Auch formell verbündete Staaten wie China und Russland halten sich mit Unterstützung zurück. Die Raketen-Breitseite aus dem Iran weckte hingegen weltweite Solidarität mit Israel. Wenige Wochen zuvor noch stand Israel im Gazastreifen nach dem Tod von sieben internationalen Krisenhelfern allein. Es hagelte Verurteilungen aus allen Richtungen. 

In Israel wie im Iran hält sich der Schaden nach diesem Angriff in Grenzen. Wie auch der Nutzen. Der Angriff kann nicht von Israels wichtigeren Problemen ablenken: 

Der Gaza-Krieg

Im Gazastreifen wurde die feindliche Hamas nach sechs Monaten nicht „ausgemerzt“. Die Kämpfe drohen zum Kriegssumpf zu werden. Im Norden schlagen täglich weiter iranische Raketen ein, abgeschossen vom schiitischen Hisbollah-Miliz. Fast 200.000 Menschen wurden aus den Grenzdörfern evakuiert.

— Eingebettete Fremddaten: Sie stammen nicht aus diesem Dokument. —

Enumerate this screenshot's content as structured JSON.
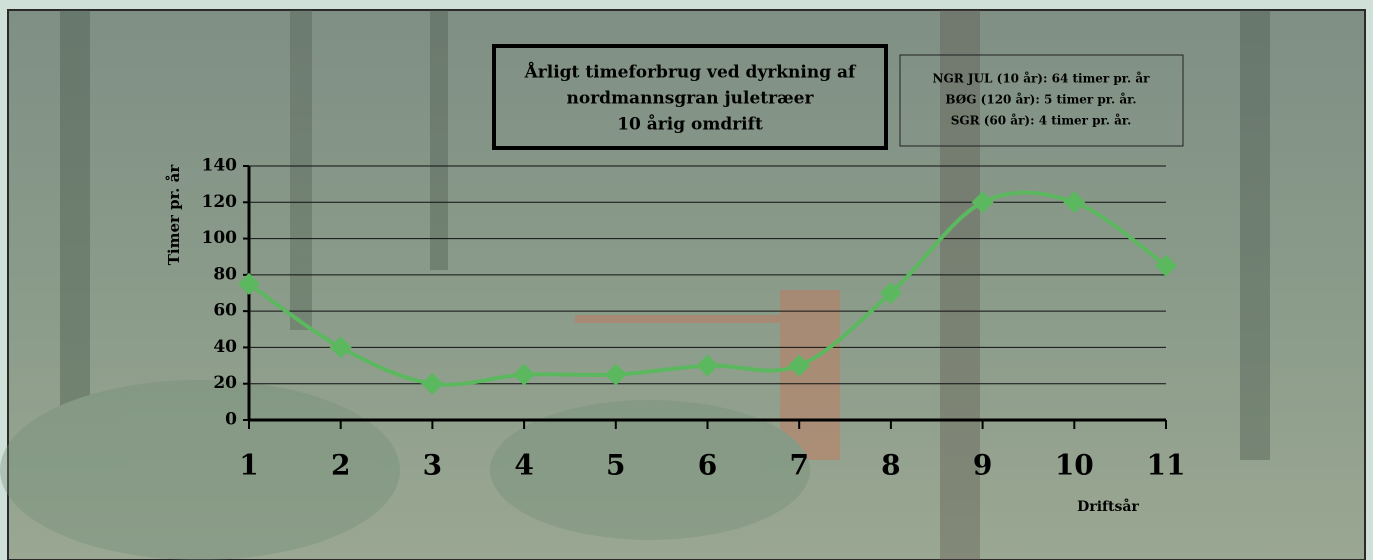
{
  "chart_data": {
    "type": "line",
    "title": [
      "Årligt timeforbrug ved dyrkning af",
      "nordmannsgran juletræer",
      "10 årig omdrift"
    ],
    "annotations": [
      "NGR JUL (10 år): 64 timer pr. år",
      "BØG (120 år): 5 timer pr. år.",
      "SGR (60 år): 4 timer pr. år."
    ],
    "x_label": "Driftsår",
    "y_label": "Timer pr. år",
    "categories": [
      "1",
      "2",
      "3",
      "4",
      "5",
      "6",
      "7",
      "8",
      "9",
      "10",
      "11"
    ],
    "series": [
      {
        "name": "Timer pr. år",
        "color": "#5cb85f",
        "values": [
          75,
          40,
          20,
          25,
          25,
          30,
          30,
          70,
          120,
          120,
          85
        ]
      }
    ],
    "ylim": [
      0,
      140
    ],
    "yticks": [
      0,
      20,
      40,
      60,
      80,
      100,
      120,
      140
    ],
    "grid": true,
    "smooth": true
  }
}
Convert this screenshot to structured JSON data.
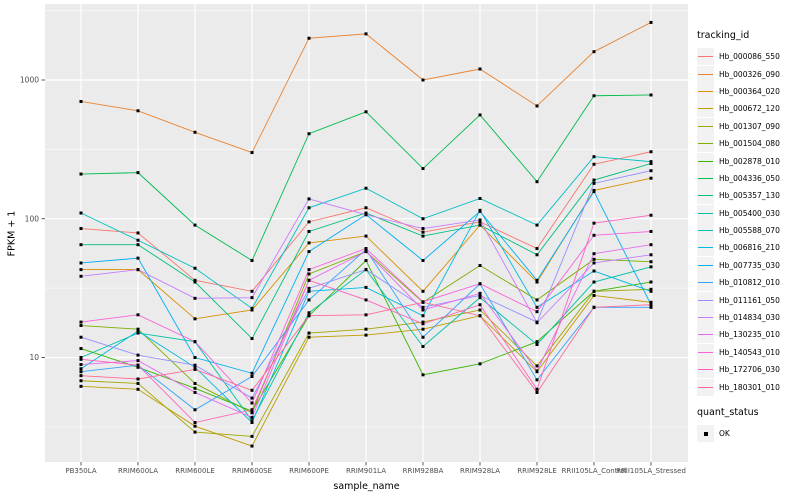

 Die israelischen Geiseln im Hamas-Gewahrsam warten weiter auf einen Austausch. Alles stockt. Stimmen häufen sich, den Kampf gegen die Hamas wieder verstärkt aufzunehmen. Mit der immer wieder aufgeschobenen Offensive im Süden des Gazastreifens, wo bei Rafah über eine Million Flüchtlinge in Zelten hausen.